Increasing the Minimum Wage in Ontario: A Flawed Anti-Poverty Policy
— Publié le 19, June, 2018
Main Conclusions
- As part of its Poverty Reduction Strategy, former Premier Kathleen Wynne’s government was planning to raise the minimum wage from $11.60 in 2017 to $15 per hour by 2019. But, raising the minimum wage is not an effective way to alleviate poverty, primarily because the policy fails to provide help targeted to families living in poverty.
- In 2015, the latest year of available data, 90.8% of workers earning minimum wage in Ontario did not live in low income families. Though counterintuitive, it makes sense once we explore their age and family situation. In fact, most of those earning minimum wage are not the primary or sole income-earner in their family.
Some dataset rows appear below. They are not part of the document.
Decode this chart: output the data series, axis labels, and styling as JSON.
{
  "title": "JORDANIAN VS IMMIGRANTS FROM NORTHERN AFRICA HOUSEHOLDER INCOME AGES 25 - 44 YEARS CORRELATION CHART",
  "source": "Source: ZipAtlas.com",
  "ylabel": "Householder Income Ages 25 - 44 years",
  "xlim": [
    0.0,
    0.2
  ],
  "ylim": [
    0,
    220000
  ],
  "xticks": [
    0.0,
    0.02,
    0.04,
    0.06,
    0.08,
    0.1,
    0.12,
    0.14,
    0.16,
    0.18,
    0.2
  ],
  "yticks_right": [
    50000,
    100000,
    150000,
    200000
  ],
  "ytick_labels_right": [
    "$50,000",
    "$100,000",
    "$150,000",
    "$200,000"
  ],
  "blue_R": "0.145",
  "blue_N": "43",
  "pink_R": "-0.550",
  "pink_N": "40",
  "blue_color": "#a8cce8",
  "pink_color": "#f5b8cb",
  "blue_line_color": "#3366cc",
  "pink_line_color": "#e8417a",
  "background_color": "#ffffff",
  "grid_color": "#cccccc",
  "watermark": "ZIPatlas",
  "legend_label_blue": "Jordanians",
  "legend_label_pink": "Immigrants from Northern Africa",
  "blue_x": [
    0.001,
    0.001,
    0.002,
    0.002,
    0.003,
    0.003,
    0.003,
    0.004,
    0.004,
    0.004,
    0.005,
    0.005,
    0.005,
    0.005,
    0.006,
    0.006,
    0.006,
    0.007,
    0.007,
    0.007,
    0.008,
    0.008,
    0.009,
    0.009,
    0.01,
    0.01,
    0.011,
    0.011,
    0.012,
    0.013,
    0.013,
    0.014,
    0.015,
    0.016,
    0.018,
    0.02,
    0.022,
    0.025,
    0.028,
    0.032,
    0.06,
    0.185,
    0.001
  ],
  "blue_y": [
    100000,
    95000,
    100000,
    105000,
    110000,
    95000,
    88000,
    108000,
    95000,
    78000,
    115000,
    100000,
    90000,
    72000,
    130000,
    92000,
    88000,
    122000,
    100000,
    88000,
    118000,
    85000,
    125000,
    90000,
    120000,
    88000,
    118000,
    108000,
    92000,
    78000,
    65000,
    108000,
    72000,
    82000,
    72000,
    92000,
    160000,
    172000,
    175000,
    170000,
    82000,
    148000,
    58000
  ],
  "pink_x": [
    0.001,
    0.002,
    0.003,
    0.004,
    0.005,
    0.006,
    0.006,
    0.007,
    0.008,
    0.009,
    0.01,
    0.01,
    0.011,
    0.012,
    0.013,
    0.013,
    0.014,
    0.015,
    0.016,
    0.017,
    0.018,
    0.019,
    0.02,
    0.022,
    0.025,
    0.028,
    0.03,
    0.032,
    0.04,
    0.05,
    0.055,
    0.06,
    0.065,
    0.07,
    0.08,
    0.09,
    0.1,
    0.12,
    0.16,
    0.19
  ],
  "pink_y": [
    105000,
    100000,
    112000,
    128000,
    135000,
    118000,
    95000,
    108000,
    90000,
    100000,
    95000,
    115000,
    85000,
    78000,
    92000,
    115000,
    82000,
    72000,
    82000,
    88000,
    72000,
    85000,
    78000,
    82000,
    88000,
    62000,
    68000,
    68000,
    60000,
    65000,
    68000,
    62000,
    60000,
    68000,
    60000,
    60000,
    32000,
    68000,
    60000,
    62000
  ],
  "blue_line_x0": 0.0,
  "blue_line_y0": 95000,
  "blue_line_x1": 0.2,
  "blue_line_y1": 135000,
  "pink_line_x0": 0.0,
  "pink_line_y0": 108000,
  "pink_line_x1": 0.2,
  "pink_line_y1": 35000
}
- In 2017, the year before Ontario was to increase the minimum wage, 59.2% of all minimum wage earners were under the age of 25 and the vast majority of them (86.3%) lived with a parent or other relative.
- Moreover, 17.8% of all minimum wage earners had an employed spouse. Of these, 95.7% had spouses that were either self-employed or earning more than the minimum wage. Just 2.1% of Ontario minimum wage earners were single parents with young children.
- In addition to ineffectively targeting the working poor, raising the minimum wage also produces several unintended economic consequences to the detriment of young and inexperienced workers. These include fewer job opportunities, decreases in hours available for work, reductions in non-wage benefits, more automation, and higher consumer prices, which disproportionately hurt the working poor.
- A work-based subsidy is a more effective policy since it better targets the benefits to those in need without these negative economic consequences.